Thiem was pragmatic in his pre-tournament press conference:
“I’m on the right way, definitely. I’m not at the top of my game right now. Australia was pretty strange and also tough to digest in all aspects, so I’m still trying to find the top of my game again and to work hard every day.
“Strong tournaments like Doha last week and here this week are good opportunities to get matches, to play against strong opponents, and I hope I make another step in the right direction now.”
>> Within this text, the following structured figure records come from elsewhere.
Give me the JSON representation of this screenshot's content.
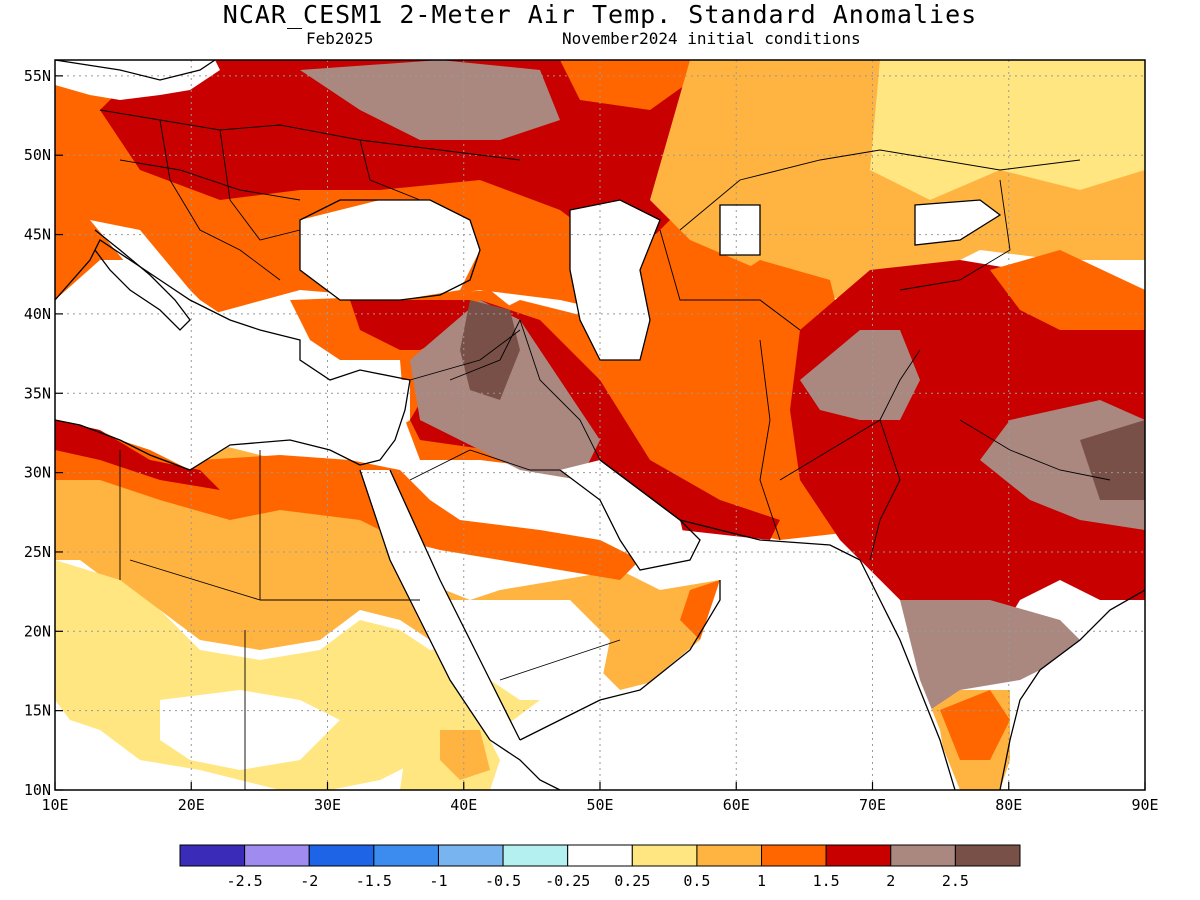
{
  "header": {
    "title": "NCAR_CESM1 2-Meter Air Temp. Standard Anomalies",
    "valid_month": "Feb2025",
    "init_conditions": "November2024 initial conditions"
  },
  "map": {
    "lon_range": [
      10,
      90
    ],
    "lat_range": [
      10,
      56
    ],
    "lon_ticks": [
      {
        "value": 10,
        "label": "10E"
      },
      {
        "value": 20,
        "label": "20E"
      },
      {
        "value": 30,
        "label": "30E"
      },
      {
        "value": 40,
        "label": "40E"
      },
      {
        "value": 50,
        "label": "50E"
      },
      {
        "value": 60,
        "label": "60E"
      },
      {
        "value": 70,
        "label": "70E"
      },
      {
        "value": 80,
        "label": "80E"
      },
      {
        "value": 90,
        "label": "90E"
      }
    ],
    "lat_ticks": [
      {
        "value": 10,
        "label": "10N"
      },
      {
        "value": 15,
        "label": "15N"
      },
      {
        "value": 20,
        "label": "20N"
      },
      {
        "value": 25,
        "label": "25N"
      },
      {
        "value": 30,
        "label": "30N"
      },
      {
        "value": 35,
        "label": "35N"
      },
      {
        "value": 40,
        "label": "40N"
      },
      {
        "value": 45,
        "label": "45N"
      },
      {
        "value": 50,
        "label": "50N"
      },
      {
        "value": 55,
        "label": "55N"
      }
    ],
    "grid": true,
    "colors": {
      "yellow": "#ffe680",
      "lightorange": "#ffb340",
      "orange": "#ff6600",
      "red": "#c80000",
      "brown": "#aa8880",
      "darkbrown": "#785048",
      "lightblue": "#a0ecf0",
      "blue": "#78b8f0",
      "medblue": "#3c90f0"
    }
  },
  "legend": {
    "colors": [
      "#3a2cb8",
      "#a08cf0",
      "#1e64e6",
      "#3c8cf0",
      "#78b4f0",
      "#b4f0f0",
      "#ffffff",
      "#ffe680",
      "#ffb340",
      "#ff6600",
      "#c80000",
      "#aa8880",
      "#785048"
    ],
    "labels": [
      "-2.5",
      "-2",
      "-1.5",
      "-1",
      "-0.5",
      "-0.25",
      "0.25",
      "0.5",
      "1",
      "1.5",
      "2",
      "2.5"
    ]
  }
}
No3 seed Denis Shapovalov, who heads the other top quarter, has some tricky opposition before facing either No8 seed Karen Khachanov or No9 seed Alex de Minaur in the quarters: Jan-Lennard Struff, Richard Gasquet, and Delray Beach champion Hubert Hurkacz are here.
But in the bottom quarter, topped by No2 seed Andrey Rublev, there are some big obstacles to the ambitions of the young Russian who has dominated ATP500 competition for the last year.
He is chasing a fifth straight 500 title this week, and he has not lost an ATP500 match since his appearance in Dubai 2020. He led the tour last year with five titles, and maintained his momentum by beginning this year with a 13-2 record—a share of the ATP Cup title with Daniil Medvedev, a quarter-final run at the Australian open, and then the Rotterdam title.
Rublev’s second match promises two in-form men from Doha, the titlist Basilashvili or the man who the Georgian beat in the semis there, Taylor Fritz. These face each other in their first Dubai match.
His next seed could be Pablo Carreno Busta, but there are some more interesting names in this segment, including Rotterdam runner-up, Marton Fucsovics.
The Bautista Agut quarter, however, promises to be a real test of the Spaniard’s resilience and stamina. His first match is against Marseille semi-finalist Matthew Ebden, and his second will be against the winner between two top-notch young players meeting for the first time: Jannik Sinner and Alexander Bublik. The quarter-final, in turn, will feature Dan Evans or possibly the Australian Open semi-finalist Aslan Karatsev.
If the seedings in this quarter play out, though, Rublev will face Bautista Agut in a second semi-final in the space of a week.